The instructions (operations) after the async function returns are outside the control of the I/O system. Any value returned by an async function belongs to the instructions that execute after the return.
Your following statements deal strictly with how Apple implements the writeToFile:atomically: method. I have no knowledge of what they do "under the covers" ... do you?
I asser that the design of that method is inherently synchronous. There is no way for it to tell the code that executes after a return about any async completion.
You keep implying that a design can be asynchronous even if there is no separate mechanism for indicatiing completion. I assert that such a thing is impossible. Please explain how an API exactly like the
writeToFile:atomically: method could be implemented in an asynchronous manner, without adding a separate completion mechanism. This is not just a random challenge, it is the very heart of the disagreement.
True, but there is nothing we know from the semantics of the method that tells us that the following code waits for that completion. If it waits, then the I/O is synchronous ... if it proceeds without waiting then the I/O is asynchronous.
I assert that it can't maintain the contract described in the docs, and be asynchronous. There is no way for it to report completion.
The return value (a boolean) reports success or failure. That value cannot be determined until completion. Therefore, the method cannot return that value and also be asynchronous; I asser that it's a logical impossibility.
You clearly believe that it's possible for this method to be asynchronous, but you have yet to show how that's possible. It could be done by adding an async completion mechanism, but that's adding something that the method currently doesn't have.
So if you can show how this method could have asynchronous completion and still fulfill it's documented contract, I'd like to see it. Basically, you keep saying that the method could be asynchronous and we don't know, and I keep saying that there is a logical contradiction if the method is asynchronous and returns success/fail as a boolean.

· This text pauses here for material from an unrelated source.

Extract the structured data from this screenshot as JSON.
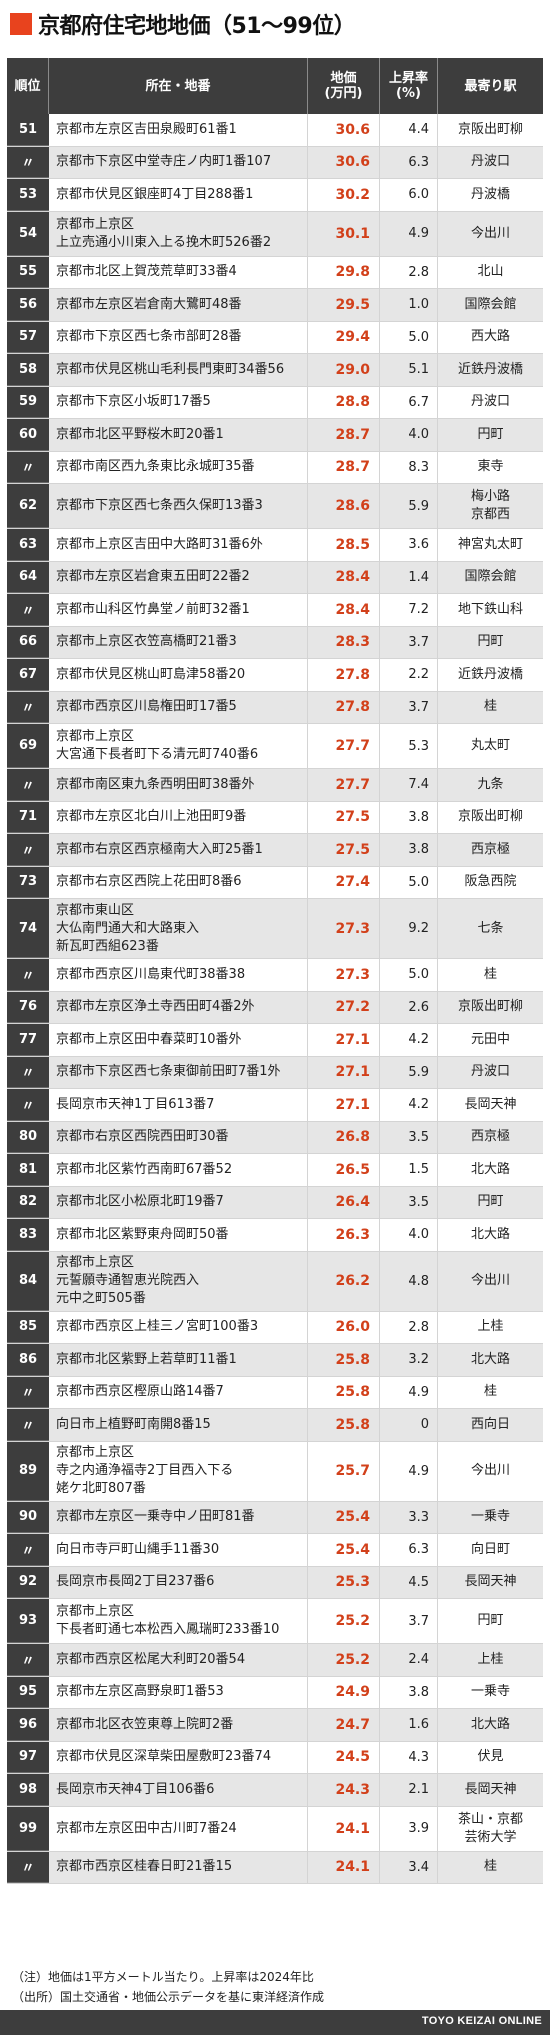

Not true! That behavior is precisely what asynchronous I/O allows!
I'm not contesting that. I'm contesting that a method with this exact API can be asynchronous
at all. I see no way it can be done. Please describe how it can be done.
Once again, you are assuming that the following code waits for the I/O to complete. How do you know that to be true?
No I'm not. I'm assuming that the following code gets a YES/NO boolean that indicates success. The only logical way that boolean can indicate success is if the I/O operations have completed.
If the method returns a success/fail boolean, then that logically precludes any asynchronous completion. Completion must be synchronous in order for the method to return a success/fail boolean.
It is logically impossible to have an incomplete I/O operation and a boolean that indicates success, because success cannot be determined until the I/O operations are actually completed.
Again, you seem to be asserting that the method CAN return an indicator of success while also being asynchronous (separate completion). Please explain exactly how that can be achieved. I'm not looking for how Apple implements it. I'm only looking for a logical explanation that resolves what I see as a logical contradiction.
I've never said nor did I mean to imply a two step (YES/NO and a later revision of that completion result).
That's exactly how I interpreted your earlier assertions about subsequent operations. See the above where I request clarification.
Again, there is nothing in the semantics of the writeToFile:atomically that tell me when the completion value is given to me ... before or after the following code executes.
Yes there is.
C guarantees that when a function returns, any value being returned belongs to the caller. If the returned type is a reference type (pointer), then the called function may keep a pointer, and some asynchronous code could possibly alter the pointed-at data. If the returned type is a simple type (int, float, double, etc.) then the called function can no longer alter the returned value. Since C only supports those two kinds of types (simple types and reference types), those two rules cover the entire C type space; C has no other types.
Objective-C methods are essentially a specific kind of C function. Read the Objective-C Runtime reference docs for how the message-send operation resolves a method-signature into a function pointer.
Since the method in question returns a simple type (boolean), there is no way the method can do anything except return the boolean completion value, thus completely giving up control to the caller. Since it must return a value that can only be determined after completion, the method must logically be synchronous. That is, it must wait for completion so it has a value it can return.
Since you seem to think otherwise, please explain how the method would be able to return a valid success/fail boolean without having waited for completion. Again, this is the heart of the disagreement, which you have not yet explained.